Was this picture taken in a Slovenian hotel or the University of Liverpool law building? You tell me. (Image: Matic Kutin)

Honourary Scousers

With the contest heading for Liverpool for the first time in its almost 70-year-long history, it’s an exciting prospect for the artists to be heading to our city. With their bags packed for their ‘working holiday’ in Liverpool this May, what do the boys know about Liverpool? Are they ready to hit up Concert Square?

“It’s the city of The Beatles, that’s the first association for us. After that, it’s the city of Elvis Costello and every other good musician. Liverpool equals music in our minds. It’s like the birthplace of modern pop culture, so it’s going to be interesting. For a musician going to Liverpool, it’s like going to Mecca.”

“We’ve gotten to get the feel of the Scousers, so we’ll be able to fit right in once we get up there,” Kris reassures me. However, they did proceed to ask me whether Liverpool was “as grey as they say it is”. In response, I simply turned my webcam to the window and said yes.

Nevertheless, the band will have earned their title as ‘honorary Scousers’ once the lead single and title track for their upcoming album “New Wave” comes out. The song will feature a Grammy award-winning artist from Liverpool.
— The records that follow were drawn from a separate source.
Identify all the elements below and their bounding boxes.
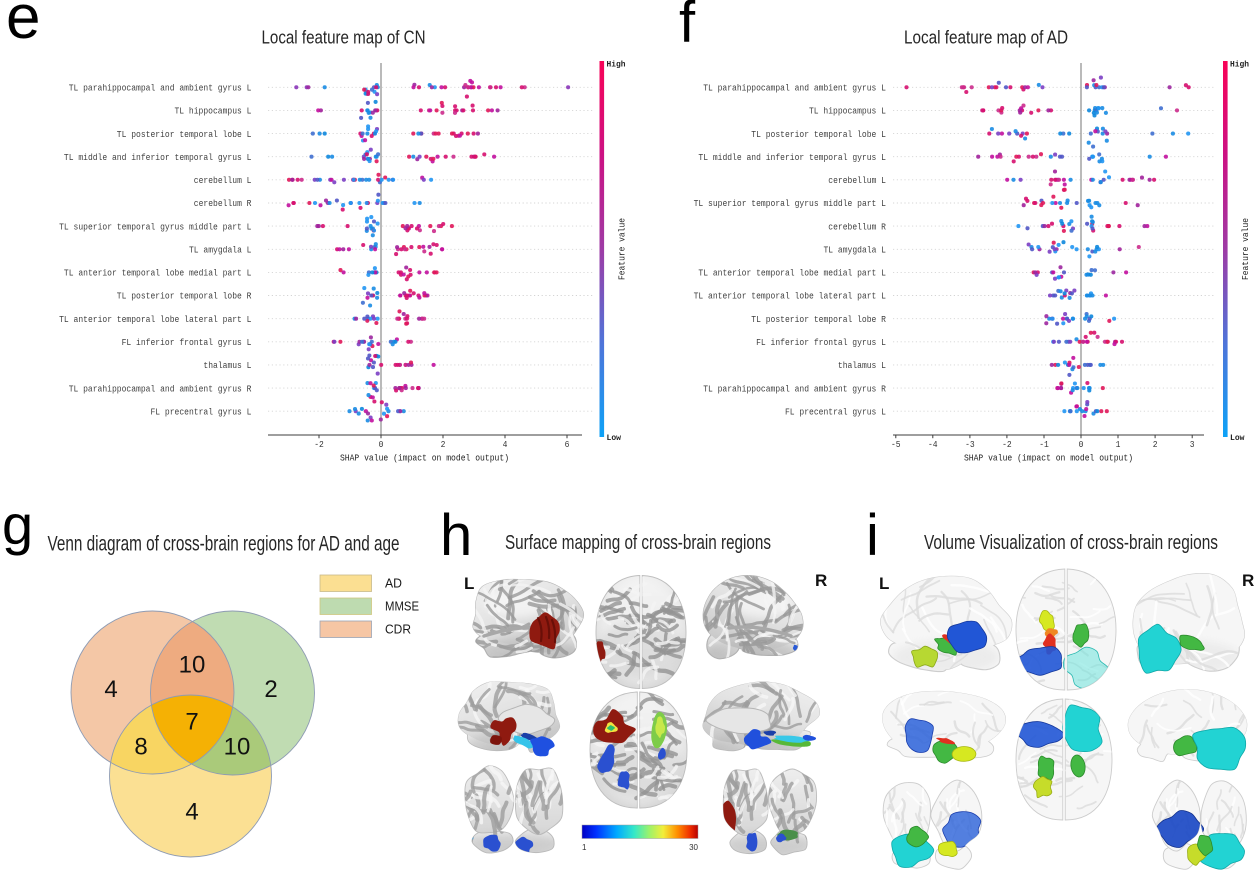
- svg-text:TL middle and inferior tempora: TL middle and inferior temporal gyrus L: [698, 152, 886, 163]
- svg-text:Feature value: Feature value: [618, 218, 628, 280]
- svg-text:4: 4: [185, 799, 198, 826]
- svg-text:TL posterior temporal lobe R: TL posterior temporal lobe R: [117, 291, 252, 302]
- svg-text:FL inferior frontal gyrus L: FL inferior frontal gyrus L: [122, 337, 252, 348]
- svg-text:cerebellum R: cerebellum R: [828, 221, 886, 232]
- svg-text:1: 1: [1116, 439, 1121, 450]
- svg-text:-2: -2: [1002, 439, 1012, 450]
- svg-text:Surface mapping of cross-brain: Surface mapping of cross-brain regions: [505, 531, 771, 554]
- svg-text:SHAP value (impact on model ou: SHAP value (impact on model output): [964, 453, 1133, 464]
- svg-text:TL posterior temporal lobe R: TL posterior temporal lobe R: [751, 314, 886, 325]
- svg-text:Local feature map of AD: Local feature map of AD: [904, 27, 1068, 48]
- svg-text:TL amygdala L: TL amygdala L: [824, 245, 887, 256]
- svg-text:TL parahippocampal and ambient: TL parahippocampal and ambient gyrus L: [703, 83, 886, 94]
- svg-text:0: 0: [379, 439, 384, 450]
- svg-text:R: R: [815, 571, 827, 590]
- svg-text:SHAP value (impact on model ou: SHAP value (impact on model output): [340, 453, 509, 464]
- svg-text:FL inferior frontal gyrus L: FL inferior frontal gyrus L: [756, 337, 886, 348]
- svg-text:thalamus L: thalamus L: [203, 360, 251, 371]
- svg-text:TL superior temporal gyrus mid: TL superior temporal gyrus middle part L: [694, 198, 887, 209]
- svg-text:TL anterior temporal lobe medi: TL anterior temporal lobe medial part L: [64, 268, 252, 279]
- svg-text:TL anterior temporal lobe late: TL anterior temporal lobe lateral part L: [59, 314, 252, 325]
- svg-text:CDR: CDR: [385, 623, 411, 637]
- svg-text:8: 8: [134, 734, 147, 761]
- svg-text:-5: -5: [891, 439, 901, 450]
- svg-text:TL anterior temporal lobe medi: TL anterior temporal lobe medial part L: [698, 268, 886, 279]
- svg-text:-1: -1: [1039, 439, 1049, 450]
- svg-text:TL hippocampus L: TL hippocampus L: [175, 106, 252, 117]
- svg-text:TL anterior temporal lobe late: TL anterior temporal lobe lateral part L: [694, 291, 887, 302]
- svg-text:6: 6: [565, 439, 570, 450]
- svg-text:Volume Visualization of cross-: Volume Visualization of cross-brain regi…: [924, 531, 1218, 554]
- svg-text:3: 3: [1190, 439, 1195, 450]
- svg-text:g: g: [2, 493, 33, 556]
- svg-text:30: 30: [689, 843, 698, 852]
- svg-text:TL amygdala L: TL amygdala L: [189, 245, 252, 256]
- svg-text:-4: -4: [928, 439, 938, 450]
- svg-text:-3: -3: [965, 439, 975, 450]
- svg-text:2: 2: [441, 439, 446, 450]
- svg-text:4: 4: [503, 439, 508, 450]
- svg-text:Local feature map of CN: Local feature map of CN: [262, 27, 426, 48]
- svg-text:2: 2: [264, 676, 277, 703]
- svg-text:-2: -2: [314, 439, 324, 450]
- svg-text:Feature value: Feature value: [1241, 218, 1251, 280]
- svg-text:TL middle and inferior tempora: TL middle and inferior temporal gyrus L: [64, 152, 252, 163]
- svg-text:TL parahippocampal and ambient: TL parahippocampal and ambient gyrus R: [69, 383, 252, 394]
- svg-text:FL precentral gyrus L: FL precentral gyrus L: [785, 406, 886, 417]
- svg-text:2: 2: [1153, 439, 1158, 450]
- svg-text:cerebellum L: cerebellum L: [194, 175, 252, 186]
- svg-text:1: 1: [582, 843, 587, 852]
- svg-text:cerebellum L: cerebellum L: [828, 175, 886, 186]
- svg-text:L: L: [879, 574, 889, 593]
- svg-text:4: 4: [104, 676, 117, 703]
- svg-text:TL parahippocampal and ambient: TL parahippocampal and ambient gyrus L: [69, 83, 252, 94]
- svg-text:TL parahippocampal and ambient: TL parahippocampal and ambient gyrus R: [703, 383, 886, 394]
- svg-text:h: h: [440, 503, 472, 568]
- svg-text:FL precentral gyrus L: FL precentral gyrus L: [151, 406, 252, 417]
- svg-text:TL hippocampus L: TL hippocampus L: [809, 106, 886, 117]
- svg-text:f: f: [679, 0, 696, 55]
- svg-text:AD: AD: [385, 577, 402, 591]
- svg-text:R: R: [1242, 571, 1254, 590]
- svg-text:MMSE: MMSE: [385, 600, 419, 614]
- svg-text:7: 7: [185, 709, 198, 736]
- svg-text:TL posterior temporal lobe L: TL posterior temporal lobe L: [751, 129, 886, 140]
- svg-text:10: 10: [224, 734, 251, 761]
- svg-text:L: L: [464, 574, 474, 593]
- svg-text:TL superior temporal gyrus mid: TL superior temporal gyrus middle part L: [59, 221, 252, 232]
- svg-text:thalamus L: thalamus L: [838, 360, 886, 371]
- svg-text:High: High: [607, 60, 626, 70]
- svg-text:Low: Low: [607, 433, 622, 443]
- svg-text:Venn diagram of cross-brain re: Venn diagram of cross-brain regions for …: [48, 533, 400, 556]
- svg-text:e: e: [6, 0, 40, 52]
- svg-text:0: 0: [1079, 439, 1084, 450]
- svg-text:TL posterior temporal lobe L: TL posterior temporal lobe L: [117, 129, 252, 140]
- svg-text:Low: Low: [1230, 433, 1245, 443]
- svg-text:10: 10: [179, 652, 206, 679]
- svg-text:cerebellum R: cerebellum R: [194, 198, 252, 209]
- svg-text:i: i: [866, 503, 879, 568]
- svg-text:High: High: [1230, 60, 1249, 70]
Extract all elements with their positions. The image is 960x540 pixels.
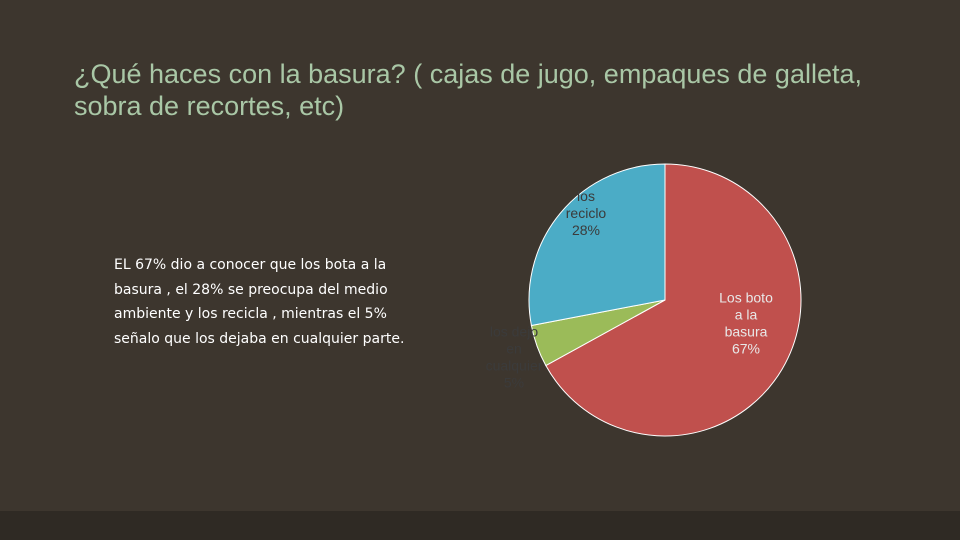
slice-label: los dejo en cualquier 5% bbox=[486, 324, 543, 391]
slice-label: los reciclo 28% bbox=[566, 188, 607, 238]
slide-title: ¿Qué haces con la basura? ( cajas de jug… bbox=[74, 59, 862, 121]
pie-slice bbox=[545, 163, 802, 437]
pie-slice bbox=[528, 163, 666, 327]
summary-text: EL 67% dio a conocer que los bota a la b… bbox=[114, 257, 405, 347]
slice-label: Los boto a la basura 67% bbox=[719, 290, 773, 357]
footer-band bbox=[0, 511, 960, 540]
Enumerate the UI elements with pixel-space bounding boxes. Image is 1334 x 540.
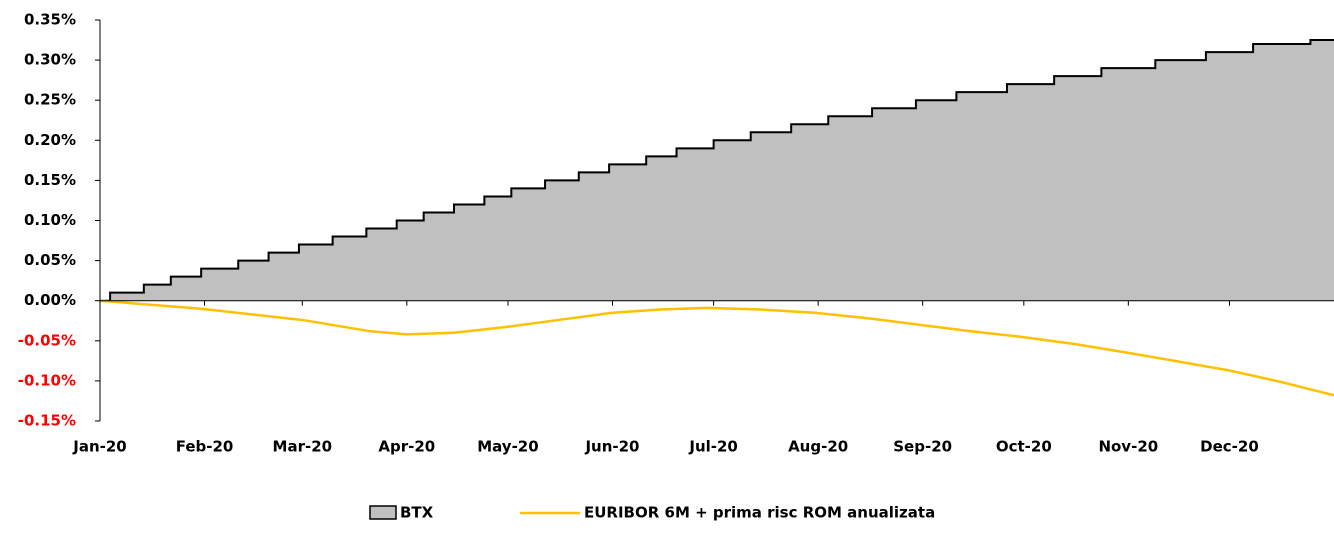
y-tick-label: 0.15%	[24, 171, 76, 189]
y-tick-label: 0.05%	[24, 251, 76, 269]
x-tick-label: Mar-20	[273, 438, 333, 456]
area	[100, 40, 1334, 301]
x-tick-label: Aug-20	[788, 438, 848, 456]
line	[99, 299, 1334, 397]
x-tick-label: Oct-20	[996, 438, 1052, 456]
step-line	[100, 39, 1334, 302]
x-tick-label: May-20	[477, 438, 538, 456]
x-tick-label: Jun-20	[584, 438, 639, 456]
y-tick-label: -0.10%	[18, 371, 76, 389]
x-tick-label: Sep-20	[893, 438, 952, 456]
y-tick-label: 0.10%	[24, 211, 76, 229]
y-tick-label: -0.15%	[18, 412, 76, 430]
y-tick-label: 0.25%	[24, 91, 76, 109]
x-tick-label: Nov-20	[1098, 438, 1158, 456]
y-tick-label: 0.30%	[24, 51, 76, 69]
x-tick-label: Dec-20	[1200, 438, 1259, 456]
x-tick-label: Apr-20	[378, 438, 435, 456]
y-tick-label: 0.35%	[24, 11, 76, 29]
y-tick-label: 0.00%	[24, 291, 76, 309]
x-tick-label: Jan-20	[72, 438, 126, 456]
legend-swatch	[369, 505, 397, 520]
legend-label: EURIBOR 6M + prima risc ROM anualizata	[584, 504, 935, 522]
x-tick-label: Feb-20	[176, 438, 234, 456]
y-tick-label: 0.20%	[24, 131, 76, 149]
y-tick-label: -0.05%	[18, 331, 76, 349]
x-tick-label: Jul-20	[688, 438, 738, 456]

More news on that is still to come, but Jan reassured us that the featured artist is “not John Lennon”.

“That’ll be five pints of Stella, please!” (Image: Matic Kutin)

The band’s sound is very Liverpool. It’s very northern English at that. Therefore, it feels like a natural fit for Joker Out to be coming to Liverpool this May. “If you listen to our music, you can see that the Britrock influence is very strong,” Kris adds.

It’s a shame their semi-final is on a Thursday because these guys would love a night out at Shit Indie Disco. That being said, they do also love a bit of Britney.